EU risks creating ‘false expectations’ with Ukraine’s EU candidacy, Portugal PM says
Bloc should focus on practical support to Kyiv in its war with Russia, António Costa tells FT
The EU should focus on providing immediate help to Ukraine rather than engaging in “legal debates” about whether to designate the country as a candidate for membership, according to Portugal’s prime minister.
António Costa said in an interview that candidate status — the beginning of an accession process that would take many years — would not solve Ukraine’s urgent problems and risked creating “false expectations”. He feared the EU would only display its divisions over the issue, handing a gift to Russian president Vladimir Putin.
His comments underlined the disquiet in some EU capitals about granting candidate status to Kyiv despite the pleas of President Volodymyr Zelenskyy, who regards a membership path as a guarantee of Ukraine’s sovereignty and an anchor for its recovery. EU leaders are due to decide on the matter at a summit in Brussels on June 23-24.
Costa supported a “European perspective” for Ukraine and he did not explicitly oppose candidate status, saying he was waiting for a European Commission assessment this week. But he said it was “essential to answer the emergency Ukraine and the Ukrainian people are living now”. Even if Ukraine was granted candidate status, “the real problems remain to be solved”, he said.
“My focus is to obtain in the next European Council a clear commitment on the urgent support and to build a long-term platform to support the recovery of Ukraine,” he told the Financial Times in London. “This is my main priority. The most important are not legal debates about Ukraine but practical deliveries.”

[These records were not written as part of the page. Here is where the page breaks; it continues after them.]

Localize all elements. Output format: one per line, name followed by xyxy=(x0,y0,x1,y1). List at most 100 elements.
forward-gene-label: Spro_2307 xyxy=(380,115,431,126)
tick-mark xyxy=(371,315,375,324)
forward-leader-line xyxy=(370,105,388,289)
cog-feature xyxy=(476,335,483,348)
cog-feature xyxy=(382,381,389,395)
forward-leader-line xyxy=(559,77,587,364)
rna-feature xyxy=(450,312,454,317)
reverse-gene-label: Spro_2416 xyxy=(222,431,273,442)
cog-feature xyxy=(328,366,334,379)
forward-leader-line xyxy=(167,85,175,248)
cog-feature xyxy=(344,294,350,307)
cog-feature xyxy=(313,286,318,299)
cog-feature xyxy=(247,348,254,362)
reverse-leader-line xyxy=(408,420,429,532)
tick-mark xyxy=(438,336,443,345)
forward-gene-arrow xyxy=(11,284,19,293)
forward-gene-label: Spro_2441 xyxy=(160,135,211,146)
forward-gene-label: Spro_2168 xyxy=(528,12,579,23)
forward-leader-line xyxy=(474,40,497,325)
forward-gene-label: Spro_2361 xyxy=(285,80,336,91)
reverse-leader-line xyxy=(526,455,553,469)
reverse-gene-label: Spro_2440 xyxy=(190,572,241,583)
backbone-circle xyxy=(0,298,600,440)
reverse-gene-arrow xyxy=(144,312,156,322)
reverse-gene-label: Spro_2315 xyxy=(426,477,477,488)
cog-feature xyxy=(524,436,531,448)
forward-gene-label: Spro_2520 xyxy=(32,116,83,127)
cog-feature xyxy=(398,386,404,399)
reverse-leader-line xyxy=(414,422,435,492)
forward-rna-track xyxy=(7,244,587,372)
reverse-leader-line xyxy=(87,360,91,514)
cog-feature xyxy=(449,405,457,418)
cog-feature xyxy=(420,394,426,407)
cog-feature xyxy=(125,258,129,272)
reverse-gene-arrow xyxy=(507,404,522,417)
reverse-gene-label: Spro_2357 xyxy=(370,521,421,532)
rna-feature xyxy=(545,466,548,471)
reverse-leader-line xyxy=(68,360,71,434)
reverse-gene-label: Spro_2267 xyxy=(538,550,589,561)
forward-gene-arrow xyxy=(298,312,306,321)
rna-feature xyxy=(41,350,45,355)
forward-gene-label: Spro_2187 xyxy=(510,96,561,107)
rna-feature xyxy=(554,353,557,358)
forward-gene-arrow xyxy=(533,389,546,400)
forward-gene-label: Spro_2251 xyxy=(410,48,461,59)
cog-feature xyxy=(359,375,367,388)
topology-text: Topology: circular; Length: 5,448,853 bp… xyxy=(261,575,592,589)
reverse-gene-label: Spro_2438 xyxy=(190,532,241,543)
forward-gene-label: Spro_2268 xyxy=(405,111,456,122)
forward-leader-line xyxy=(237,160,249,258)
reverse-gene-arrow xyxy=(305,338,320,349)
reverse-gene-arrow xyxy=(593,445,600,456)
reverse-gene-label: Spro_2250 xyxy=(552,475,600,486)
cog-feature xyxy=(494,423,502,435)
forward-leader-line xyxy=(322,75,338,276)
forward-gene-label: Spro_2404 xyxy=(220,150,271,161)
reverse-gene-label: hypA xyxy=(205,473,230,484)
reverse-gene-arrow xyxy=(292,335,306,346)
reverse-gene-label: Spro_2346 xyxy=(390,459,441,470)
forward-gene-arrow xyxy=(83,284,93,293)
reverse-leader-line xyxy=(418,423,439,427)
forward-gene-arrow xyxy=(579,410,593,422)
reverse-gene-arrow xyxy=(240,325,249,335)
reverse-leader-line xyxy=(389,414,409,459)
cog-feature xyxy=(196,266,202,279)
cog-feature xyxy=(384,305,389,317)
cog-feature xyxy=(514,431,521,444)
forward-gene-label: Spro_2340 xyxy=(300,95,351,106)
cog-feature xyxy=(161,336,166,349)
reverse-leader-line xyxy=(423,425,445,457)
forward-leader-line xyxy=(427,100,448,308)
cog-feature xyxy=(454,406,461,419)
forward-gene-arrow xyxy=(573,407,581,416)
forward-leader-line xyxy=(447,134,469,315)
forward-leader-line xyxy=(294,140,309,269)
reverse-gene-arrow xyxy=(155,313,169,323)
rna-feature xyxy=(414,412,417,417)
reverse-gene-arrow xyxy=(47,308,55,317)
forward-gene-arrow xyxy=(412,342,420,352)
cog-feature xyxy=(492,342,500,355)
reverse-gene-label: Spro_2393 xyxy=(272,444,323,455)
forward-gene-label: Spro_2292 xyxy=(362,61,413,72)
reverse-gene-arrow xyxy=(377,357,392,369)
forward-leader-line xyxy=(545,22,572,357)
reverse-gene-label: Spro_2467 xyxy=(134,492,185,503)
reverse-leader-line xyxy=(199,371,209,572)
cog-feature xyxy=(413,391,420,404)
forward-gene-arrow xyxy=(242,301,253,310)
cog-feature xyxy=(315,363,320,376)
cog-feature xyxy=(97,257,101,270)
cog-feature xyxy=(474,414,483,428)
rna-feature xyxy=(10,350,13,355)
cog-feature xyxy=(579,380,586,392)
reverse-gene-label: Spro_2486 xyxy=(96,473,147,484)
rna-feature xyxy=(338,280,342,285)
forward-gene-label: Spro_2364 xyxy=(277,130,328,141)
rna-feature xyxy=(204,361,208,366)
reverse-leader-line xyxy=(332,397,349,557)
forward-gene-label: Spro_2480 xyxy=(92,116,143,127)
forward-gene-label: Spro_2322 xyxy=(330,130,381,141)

“For this clear and immediate support, we don’t need to open at this moment a negotiation or procedure that will take a lot of years — [French president Emmanuel] Macron says decades, I don’t say decades — but certainly a long long time. The great risk is to create false expectations that become bitter disappointment. Less legal debates, more practical solutions.”
Costa, a socialist, has been Portugal’s prime minister since November 2015, making him the longest-serving centre-left government leader in Europe. In elections in January, his party obtained an absolute majority and no longer requires the support of two smaller far-left parties to govern. He is touted as a potential future candidate for one of the EU’s top jobs.
Costa said the unity the EU had demonstrated since Putin launched his full-scale invasion on February 24 had been a “defeat” for Moscow and it was essential to maintain it.
“The best support that the European Union can give to Ukraine is to keep its unity. The best we can offer is European unity.”
Ursula von der Leyen, the commission president, has strongly advocated putting Ukraine on the first step towards membership, which the commission is expected to formally recommend on Friday. But EU capitals are divided. Dutch premier Mark Rutte told the Netherlands’ parliament last month that many EU members were opposed. Poland, the Baltic states and Italy are in favour.
Sceptics said it would be unfair to give precedence to Ukraine over Georgia and Moldova. It would also raise questions over the status of Serbia, Montenegro and Turkey, whose candidacies have been stuck for many years, or Albania and North Macedonia, with whom negotiations have not started.
Costa said an idea floated by Macron last month for a European Political Community, a looser form of association for countries that do not want membership or which do not meet the full entry criteria, “could be a good idea to solve a lot of problems”.
“We need to find different ways to be partners, allies and friends on the same continent,” he said.
Costa was in London to sign a bilateral agreement with the UK intended to boost trade, investment and research co-operation. After Brexit and the coronavirus pandemic, it was “time to relaunch” a relationship between two countries, which first signed a friendship treaty in 1372.
He repeatedly declined to comment about the UK government’s threat to override the protocol governing trade with Northern Ireland, a crucial part of Britain’s Brexit deal with the EU, saying it was the commission’s role to “negotiate” EU matters with London.